For patients too sick to move or be moved, there were no remedies except those of a ghostly kind—the Pater-noster or the Ave. For the prevention of diseases, prayers were put up in the churches, but no sanitary measures were resorted to. From cities reeking with putrefying filth it was thought that the plague might be stayed by the prayers of the priests, by them rain and dry weather might be secured, and deliverance obtained from the baleful influences of eclipses and comets. But when Halley’s comet came, in 1456, so tremendous was its apparition that it was necessary for the pope himself to interfere. He exorcised and expelled it from the skies. It slunk away into the abysses of space, terror-stricken by the maledictions of Calixtus iii., and did not venture back for seventy-five years!
The physical value of shrine-cures and ghostly remedies is measured by the death-rate. In those days it was, probably, about one in twenty-three, under the present more material practice it is about one in forty.
The moral condition of Europe was signally illustrated when syphilis was introduced from the West Indies by the companions of Columbus. It spread with wonderful rapidity; all ranks of persons, from the Holy Father Leo X. to the beggar by the wayside, contracting the shameful disease. Many excused their misfortune by declaring that it was an epidemic proceeding from a certain malignity in the constitution of the air, but in truth its spread was due to a certain infirmity in the constitution of man—an infirmity which had not been removed by the spiritual guidance under which he had been living.

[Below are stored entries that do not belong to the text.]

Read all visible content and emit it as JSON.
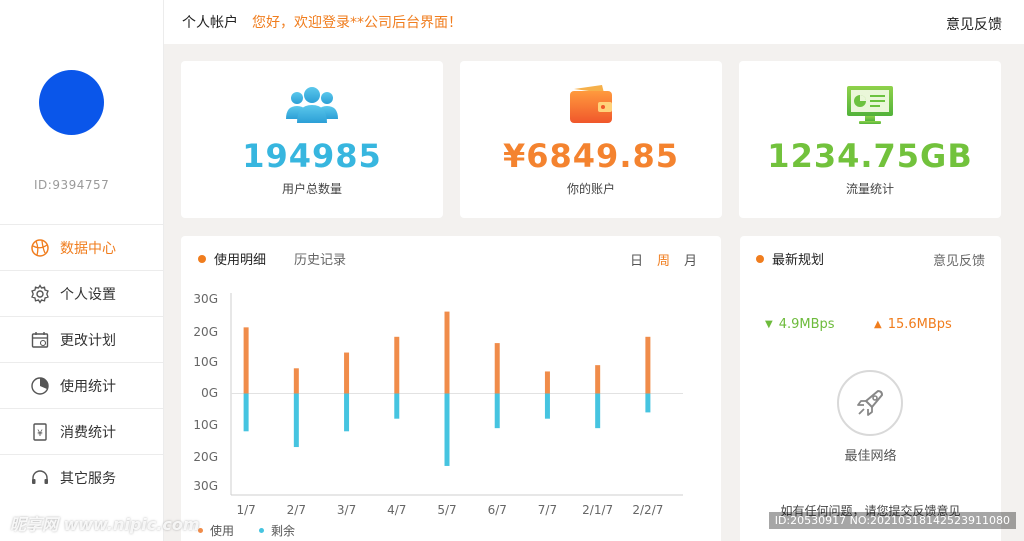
{
  "sidebar": {
    "user_id": "ID:9394757",
    "items": [
      {
        "label": "数据中心",
        "icon": "globe-icon",
        "active": true
      },
      {
        "label": "个人设置",
        "icon": "gear-icon",
        "active": false
      },
      {
        "label": "更改计划",
        "icon": "calendar-icon",
        "active": false
      },
      {
        "label": "使用统计",
        "icon": "pie-chart-icon",
        "active": false
      },
      {
        "label": "消费统计",
        "icon": "receipt-icon",
        "active": false
      },
      {
        "label": "其它服务",
        "icon": "headset-icon",
        "active": false
      }
    ]
  },
  "header": {
    "account": "个人帐户",
    "welcome": "您好，欢迎登录**公司后台界面！",
    "feedback": "意见反馈"
  },
  "stats": [
    {
      "value": "194985",
      "label": "用户总数量",
      "icon": "users-icon",
      "color": "#37b6df"
    },
    {
      "value": "¥6849.85",
      "label": "你的账户",
      "icon": "wallet-icon",
      "color": "#f4832f"
    },
    {
      "value": "1234.75GB",
      "label": "流量统计",
      "icon": "monitor-icon",
      "color": "#72c23c"
    }
  ],
  "usage_panel": {
    "title": "使用明细",
    "history": "历史记录",
    "periods": [
      "日",
      "周",
      "月"
    ],
    "active_period": "周",
    "legend": [
      "使用",
      "剩余"
    ]
  },
  "chart_data": {
    "type": "bar",
    "categories": [
      "1/7",
      "2/7",
      "3/7",
      "4/7",
      "5/7",
      "6/7",
      "7/7",
      "2/1/7",
      "2/2/7"
    ],
    "y_tick_labels": [
      "30G",
      "20G",
      "10G",
      "0G",
      "10G",
      "20G",
      "30G"
    ],
    "series": [
      {
        "name": "使用",
        "color": "#f08c4a",
        "values": [
          21,
          8,
          13,
          18,
          26,
          16,
          7,
          9,
          18
        ]
      },
      {
        "name": "剩余",
        "color": "#46c4e0",
        "values": [
          -12,
          -17,
          -12,
          -8,
          -23,
          -11,
          -8,
          -11,
          -6
        ]
      }
    ],
    "ylim": [
      -30,
      30
    ]
  },
  "plan_panel": {
    "title": "最新规划",
    "feedback": "意见反馈",
    "download": "4.9MBps",
    "upload": "15.6MBps",
    "best_network": "最佳网络",
    "help_text": "如有任何问题，请您提交反馈意见"
  },
  "watermark": {
    "left": "昵享网 www.nipic.com",
    "right": "ID:20530917 NO:20210318142523911080"
  }
}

To the medical efficacy of shrines must be added that of special relics. These were sometimes of the most extraordinary kind. There were several abbeys that possessed our Savior’s crown of thorns. Eleven had the lance that had pierced his side. If any person was adventurous enough to suggest that these could not all be authentic, he would have been denounced as an atheist. During the holy wars the Templar-Knights had driven a profitable commerce by bringing from Jerusalem to the Crusading armies bottles of the milk of the Blessed Virgin, which they sold for enormous sums; these bottles were preserved with pious care in many of the great religious establishments. But perhaps none of these impostures surpassed in audacity that offered by a monastery in Jerusalem, which presented to the beholder one of the fingers of the Holy Ghost! Modern society has silently rendered its verdict on these scandalous objects. Though they once nourished the piety of thousands of earnest people, they are now considered too vile to have a place in any public museum.
How shall we account for the great failure we thus detect in the guardianship of the Church over Europe? This is not the result that must have occurred had there been in Rome an unremitting care for the spiritual and material prosperity of the continent, had the universal pastor, the successor of Peter, occupied himself with singleness of purpose for the holiness and happiness of his flock.